In this chapter, you have examined the features of NetWare 4.x. NetWare 4.x represents an exciting change in the way large enterprise-wide area networks can be supported. The principal change has been the introduction of NetWare Directory Services. NetWare Directory Services enables you to superpose a logical structure or view on a physical network, which makes the network easier to use and administer.
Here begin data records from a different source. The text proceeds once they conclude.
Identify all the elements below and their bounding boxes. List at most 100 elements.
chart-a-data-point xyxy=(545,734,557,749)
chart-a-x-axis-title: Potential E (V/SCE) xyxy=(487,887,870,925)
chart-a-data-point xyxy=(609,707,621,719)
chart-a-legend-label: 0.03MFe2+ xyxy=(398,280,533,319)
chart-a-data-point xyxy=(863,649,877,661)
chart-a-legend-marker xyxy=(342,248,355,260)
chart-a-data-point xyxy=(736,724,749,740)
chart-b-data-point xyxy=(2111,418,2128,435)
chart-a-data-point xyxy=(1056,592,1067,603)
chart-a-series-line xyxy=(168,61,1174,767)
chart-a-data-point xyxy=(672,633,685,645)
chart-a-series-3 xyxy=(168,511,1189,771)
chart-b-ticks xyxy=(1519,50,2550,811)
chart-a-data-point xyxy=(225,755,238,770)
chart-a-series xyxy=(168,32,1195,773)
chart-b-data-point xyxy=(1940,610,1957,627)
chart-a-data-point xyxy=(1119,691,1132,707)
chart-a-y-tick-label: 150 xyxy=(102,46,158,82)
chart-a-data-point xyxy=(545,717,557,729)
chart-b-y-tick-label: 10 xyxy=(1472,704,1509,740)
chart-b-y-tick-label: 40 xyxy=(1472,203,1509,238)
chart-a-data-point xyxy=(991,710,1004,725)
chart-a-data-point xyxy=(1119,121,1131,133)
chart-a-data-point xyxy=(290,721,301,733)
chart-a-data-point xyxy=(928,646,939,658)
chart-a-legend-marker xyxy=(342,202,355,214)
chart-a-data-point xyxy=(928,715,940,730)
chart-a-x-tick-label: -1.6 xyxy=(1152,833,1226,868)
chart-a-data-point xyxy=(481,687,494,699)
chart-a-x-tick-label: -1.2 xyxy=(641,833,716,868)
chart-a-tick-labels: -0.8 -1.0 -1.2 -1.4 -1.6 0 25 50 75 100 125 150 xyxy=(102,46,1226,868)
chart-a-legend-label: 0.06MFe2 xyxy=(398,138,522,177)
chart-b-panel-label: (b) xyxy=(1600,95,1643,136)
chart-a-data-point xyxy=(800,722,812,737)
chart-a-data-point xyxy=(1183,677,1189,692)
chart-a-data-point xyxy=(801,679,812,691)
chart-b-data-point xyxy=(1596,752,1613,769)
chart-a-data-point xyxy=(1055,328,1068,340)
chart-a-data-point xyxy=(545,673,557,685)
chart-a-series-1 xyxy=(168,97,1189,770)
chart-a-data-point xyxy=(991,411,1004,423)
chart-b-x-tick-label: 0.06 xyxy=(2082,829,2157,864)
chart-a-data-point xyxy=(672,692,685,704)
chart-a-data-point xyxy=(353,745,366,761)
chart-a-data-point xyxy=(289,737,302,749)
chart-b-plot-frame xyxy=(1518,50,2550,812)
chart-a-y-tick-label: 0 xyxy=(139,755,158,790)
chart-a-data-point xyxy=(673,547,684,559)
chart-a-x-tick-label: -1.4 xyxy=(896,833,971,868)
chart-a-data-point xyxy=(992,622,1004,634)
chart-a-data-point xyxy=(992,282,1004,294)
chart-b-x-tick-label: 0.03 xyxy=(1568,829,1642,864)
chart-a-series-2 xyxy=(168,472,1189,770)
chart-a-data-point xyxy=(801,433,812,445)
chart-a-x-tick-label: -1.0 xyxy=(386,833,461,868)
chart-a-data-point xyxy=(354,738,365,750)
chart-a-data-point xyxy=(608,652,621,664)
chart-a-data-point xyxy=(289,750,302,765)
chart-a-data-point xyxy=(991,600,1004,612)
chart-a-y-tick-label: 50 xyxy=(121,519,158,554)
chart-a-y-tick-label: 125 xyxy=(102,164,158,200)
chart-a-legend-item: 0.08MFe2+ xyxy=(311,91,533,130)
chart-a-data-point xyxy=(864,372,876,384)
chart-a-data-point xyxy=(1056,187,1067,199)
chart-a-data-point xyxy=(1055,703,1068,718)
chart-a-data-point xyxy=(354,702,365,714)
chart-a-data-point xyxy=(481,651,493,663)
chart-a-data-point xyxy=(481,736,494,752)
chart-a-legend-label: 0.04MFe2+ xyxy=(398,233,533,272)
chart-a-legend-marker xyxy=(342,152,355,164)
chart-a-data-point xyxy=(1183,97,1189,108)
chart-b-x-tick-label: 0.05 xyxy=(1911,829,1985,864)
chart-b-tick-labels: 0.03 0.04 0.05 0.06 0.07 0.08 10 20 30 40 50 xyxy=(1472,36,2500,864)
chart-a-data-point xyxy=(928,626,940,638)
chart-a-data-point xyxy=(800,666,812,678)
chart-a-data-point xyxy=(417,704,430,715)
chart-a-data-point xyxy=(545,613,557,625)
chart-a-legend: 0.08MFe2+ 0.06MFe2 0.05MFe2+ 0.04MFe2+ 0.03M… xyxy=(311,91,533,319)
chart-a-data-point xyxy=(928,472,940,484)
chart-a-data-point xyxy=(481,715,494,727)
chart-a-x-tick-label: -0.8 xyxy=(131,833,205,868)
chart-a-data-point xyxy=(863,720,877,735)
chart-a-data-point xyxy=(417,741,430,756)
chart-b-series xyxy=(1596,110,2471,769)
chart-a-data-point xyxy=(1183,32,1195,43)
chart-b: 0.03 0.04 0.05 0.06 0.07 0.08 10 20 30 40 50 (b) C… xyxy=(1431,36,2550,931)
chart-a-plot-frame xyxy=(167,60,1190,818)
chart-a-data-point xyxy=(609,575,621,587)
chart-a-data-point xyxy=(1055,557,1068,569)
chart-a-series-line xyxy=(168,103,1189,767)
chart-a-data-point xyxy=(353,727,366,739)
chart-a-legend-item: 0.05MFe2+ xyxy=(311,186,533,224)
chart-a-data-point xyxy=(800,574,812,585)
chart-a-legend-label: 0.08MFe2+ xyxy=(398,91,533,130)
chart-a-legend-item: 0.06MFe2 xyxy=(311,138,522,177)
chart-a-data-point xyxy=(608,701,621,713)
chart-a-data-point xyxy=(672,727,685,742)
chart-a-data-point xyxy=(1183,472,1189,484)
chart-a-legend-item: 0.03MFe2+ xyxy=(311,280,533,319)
Because NDS is central to accessing resources on the network, security is integrated into NDS. When a user logs in, that user is authenticated at the NDS level. Auditing can be used to further monitor activity on the network.
Other improvements have been in the area of Storage Management Services, Enhanced client support, Enhanced and integrated utilities, and better online documentation.